Bank's failure puts historic lodge in limbo
STANLEY (AP) - If their bank had not been shut down, Karen and Gary Zak say they would not be in this situation.
"We didn't fail. The bank failed," Karen Zak said.
The Zaks say they had never missed a mortgage payment on the lodge they own near Stanley. Their loan from First Bank of Idaho was in good standing until the Ketchum-based bank collapsed one year ago. The bank's branches and desirable assets were taken over by U.S. Bank, but the assets U.S. Bank wouldn't take - including the Zaks' loan - were left to the Federal Deposit Insurance Corp.
Now, after a year of unsuccessfully wrangling with the FDIC, the Zaks are about to lose their beloved lodge, and a prime piece of Stanley Basin property could soon be on the auction block.
On the outskirts of Stanley, the Salmon River Lodge sits on the east side of the river after which it is named.
Sun Valley founder Averell Harriman often stayed in the five-bedroom lodge built in 1931. A small cabin built in 1898 was the original stage stop when the road ran along the east side of the river before crossing at the Lower Stanley bridge and continuing to Yankee Fork.
Karen Zak, a writer and journalist, and Gary Zak, a financial adviser for the Paul Allen Co. in Seattle, became part owners of the lodge in 2002 and full owners in 2006. The Zaks are divorced but remain friends and partners in the lodge. Karen Zak recently moved to Boise from Hailey; she spends her summers working at the lodge, which has two employees.
Today, the lodge is used by vacationers and for weddings, family events and other large gatherings. Last summer, the lodge had 2,500 guests, Karen Zak said. Four weddings already are scheduled for this summer. Zak fears she will have to cancel the weddings if they lose the lodge.
"These are real-life people who have been planning their wedding for months. They don't deserve to have this happen," Zak said.

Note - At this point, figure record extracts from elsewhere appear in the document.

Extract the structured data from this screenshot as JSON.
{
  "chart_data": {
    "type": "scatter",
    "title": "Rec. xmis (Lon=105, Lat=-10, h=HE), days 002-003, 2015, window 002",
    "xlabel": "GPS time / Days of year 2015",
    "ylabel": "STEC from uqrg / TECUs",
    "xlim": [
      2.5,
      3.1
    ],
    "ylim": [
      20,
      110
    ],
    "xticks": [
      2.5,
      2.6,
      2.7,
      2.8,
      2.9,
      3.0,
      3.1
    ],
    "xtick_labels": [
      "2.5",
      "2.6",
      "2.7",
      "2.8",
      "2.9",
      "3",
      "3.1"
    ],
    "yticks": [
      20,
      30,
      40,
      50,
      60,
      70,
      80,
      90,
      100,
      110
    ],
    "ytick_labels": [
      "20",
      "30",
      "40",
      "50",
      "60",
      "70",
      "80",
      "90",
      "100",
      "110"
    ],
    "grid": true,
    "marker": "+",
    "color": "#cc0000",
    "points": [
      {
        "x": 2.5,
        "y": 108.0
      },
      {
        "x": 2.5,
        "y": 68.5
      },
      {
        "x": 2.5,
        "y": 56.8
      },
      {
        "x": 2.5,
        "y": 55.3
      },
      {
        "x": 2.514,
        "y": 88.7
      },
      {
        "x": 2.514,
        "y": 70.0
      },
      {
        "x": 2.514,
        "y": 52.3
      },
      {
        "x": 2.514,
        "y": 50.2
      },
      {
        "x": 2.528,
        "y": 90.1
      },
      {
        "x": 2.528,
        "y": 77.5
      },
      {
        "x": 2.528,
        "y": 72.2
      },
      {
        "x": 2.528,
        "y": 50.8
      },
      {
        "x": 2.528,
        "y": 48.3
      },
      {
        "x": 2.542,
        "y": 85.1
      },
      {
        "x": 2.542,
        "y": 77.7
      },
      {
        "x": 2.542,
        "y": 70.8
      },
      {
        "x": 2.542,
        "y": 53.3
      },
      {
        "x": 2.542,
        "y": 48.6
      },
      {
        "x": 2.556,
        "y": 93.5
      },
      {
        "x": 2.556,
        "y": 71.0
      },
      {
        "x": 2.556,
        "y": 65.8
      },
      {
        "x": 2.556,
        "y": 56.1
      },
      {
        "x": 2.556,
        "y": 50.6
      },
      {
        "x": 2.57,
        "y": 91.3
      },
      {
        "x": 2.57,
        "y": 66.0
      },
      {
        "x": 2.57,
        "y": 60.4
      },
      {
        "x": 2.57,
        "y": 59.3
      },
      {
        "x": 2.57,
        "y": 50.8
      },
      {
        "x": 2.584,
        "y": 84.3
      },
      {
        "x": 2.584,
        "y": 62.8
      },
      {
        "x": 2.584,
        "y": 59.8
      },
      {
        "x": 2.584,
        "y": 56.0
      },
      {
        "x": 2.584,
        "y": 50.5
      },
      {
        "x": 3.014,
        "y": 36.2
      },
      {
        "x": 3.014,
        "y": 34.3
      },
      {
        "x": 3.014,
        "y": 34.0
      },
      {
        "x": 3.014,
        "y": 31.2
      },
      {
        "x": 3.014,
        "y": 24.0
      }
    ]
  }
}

The 4.9-acre riverfront parcel is zoned commercial, but it is surrounded by thousands of acres preserved under conservation easements through the Sawtooth National Recreation Area.
The Zaks had worked with the U.S. Forest Service to draft a conservation easement for their land to protect it from overdevelopment, but the easement had not yet been put in place when First Bank failed.
"This is not just another property lost to a foreclosure ... It is a historical site in a commercially zoned spot," Zak said. "Someone could come into that view corridor and destroy that beautiful piece of property."
Zak contends the FDIC's policies led to their "performing loan" being reclassified as a "nonperforming" one.
Seasonal businesses often rely on a line of credit or other financing to help make ends meet when cash flows decline during slack periods between the winter recreation season and summer tourist season.
Local banks frequently work with their clients to customize financing plans to accommodate these seasonal fluctuations, said Bryan Furlong, a former First Bank of Idaho president who now works at Zions Bank in Ketchum.
When the Zaks bought out their partners in 2006, the lodge was appraised at $1.3 million. The Zaks got an $890,000 mortgage and a $92,500 equity reserve account through First Bank of Idaho. The equity reserve account was used to make half of each month's $5,600 payment during slow months.